No article or its omission before a common noun conveys a maximum level of abstraction, generalization: The postmaster and postmistress, husband and wife, looked carefully at every piece of mail (from “The Beet Queen” by Louise Erdrich; born June 7, 1954, Little Falls, Minnesota, United States).
The stylistic functions of the pronoun also depend on the disparity between the traditional and contextual (situational) meanings.
So, personal pronouns we, you, they and others can be employed in the meaning different from their dictionary meaning. For example, the pronoun we that means “speaking together or on behalf of other people” can be used with reference to a single person, the speaker, and is called the plural of majesty: And for that offence immediately do we exile him hence (William Shakespeare).

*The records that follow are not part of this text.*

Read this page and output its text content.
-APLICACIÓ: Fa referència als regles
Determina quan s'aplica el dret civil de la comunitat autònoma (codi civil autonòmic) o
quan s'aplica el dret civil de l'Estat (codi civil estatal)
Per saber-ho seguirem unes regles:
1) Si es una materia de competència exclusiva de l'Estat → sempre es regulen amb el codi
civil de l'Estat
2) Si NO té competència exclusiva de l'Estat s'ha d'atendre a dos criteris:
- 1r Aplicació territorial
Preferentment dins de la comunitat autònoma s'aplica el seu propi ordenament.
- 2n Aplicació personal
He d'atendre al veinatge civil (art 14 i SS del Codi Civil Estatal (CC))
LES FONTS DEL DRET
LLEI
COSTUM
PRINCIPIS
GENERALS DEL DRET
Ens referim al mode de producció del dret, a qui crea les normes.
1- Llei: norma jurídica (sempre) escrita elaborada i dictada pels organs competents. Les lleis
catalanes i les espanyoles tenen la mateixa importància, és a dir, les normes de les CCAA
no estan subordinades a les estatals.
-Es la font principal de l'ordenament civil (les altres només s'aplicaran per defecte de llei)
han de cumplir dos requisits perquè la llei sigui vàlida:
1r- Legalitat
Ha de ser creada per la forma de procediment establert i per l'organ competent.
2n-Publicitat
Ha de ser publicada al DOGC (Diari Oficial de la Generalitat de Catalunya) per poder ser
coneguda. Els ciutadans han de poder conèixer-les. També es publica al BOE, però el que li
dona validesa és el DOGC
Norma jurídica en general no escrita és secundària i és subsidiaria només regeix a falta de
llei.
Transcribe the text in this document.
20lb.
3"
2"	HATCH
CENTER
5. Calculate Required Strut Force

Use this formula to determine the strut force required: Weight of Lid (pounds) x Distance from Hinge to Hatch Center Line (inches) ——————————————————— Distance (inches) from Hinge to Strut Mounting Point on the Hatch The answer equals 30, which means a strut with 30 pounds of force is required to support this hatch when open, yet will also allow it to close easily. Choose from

The plural of modesty, or the author’s we, is used with the purpose to identify oneself with the audience or society at large: My poor dear child, cried Miss Crawly, is our passion unrequited then? (William Makepeace Thackeray).
The pronoun you is often used as an intensifier in an expressive address or imperative: Just you go in and win (Evelyn Waugh).
Such pronouns as one, you, we have two major connotations: that of identification of the speaker and the audience and generalization (contrary to the individual meaning).
The pronoun I employed by the author as a means of speech characterization testifies to the speaker’s complacency and egomania when overused, while you or one used in reference to oneself characterize the speaker as a reserved, self-controlled person: - You can always build another image for yourself to fall in love with. – No, you can’t. That's the trouble, you lose the capacity for building. You run short of the stuff that creates beautiful illusions (from “Dangerous Corner” by John Boynton Priestly; 13 September 1894, Bradford, West Riding of Yorkshire, England – 14 August 1984, Stratford-upon-Avon, Warwickshire, England).
Demonstrative pronouns may greatly enhance the expressive coloring of the utterance: That wonderful girl! That beauty! That world of wealth and social position she lived in! (Jack London).
Pronouns are a powerful means to convey the atmosphere of informal or familiar communication or an attempt to achieve it: Claws in, you cat (Bernard Shaw).
Through the figurative use of the personal pronouns the author may achieve metaphorical images and even create sustained compositional metaphors.
The only grammatical category of the English adjective today is that of comparison. Comparison is only the property of qualitative and quantitative adjectives, but not of the relative ones. When adjectives that are not normally used in a comparative degree are used with this category they are charged with a strong expressive power: Mrs. Thompson, Old Man Fellow’s housekeeper, had found him deader than a doornail... (from “The Perfect Murder” by R. L. Mangum).
The commercial functional style makes a wide use of the violation of grammatical norms to captivate the reader’s attention: The orangemostest drink in the world.
The use of comparative or superlative forms with other parts of speech may also convey a humorous coloring: He was the most married man I’ve ever met (from “Three Centuries of English Prose” by Irina Arnold and Nina Diakonova; born 20 October 1915, Petrograd).
Another stylistic aspect of the adjective comes to the fore when an adjective gets substantivized and acquires the qualities of a noun: All Europe was in arms, and England would join. The impossible had happened (from “Death of a Hero” by Richard Aldington).
The stylistic function of the adjective is achieved through the deviant use of the degrees of comparison that results mostly in grammatical metaphors and sometimes the lexical ones. The same effect is also caused by the substantivized use of the adjectives.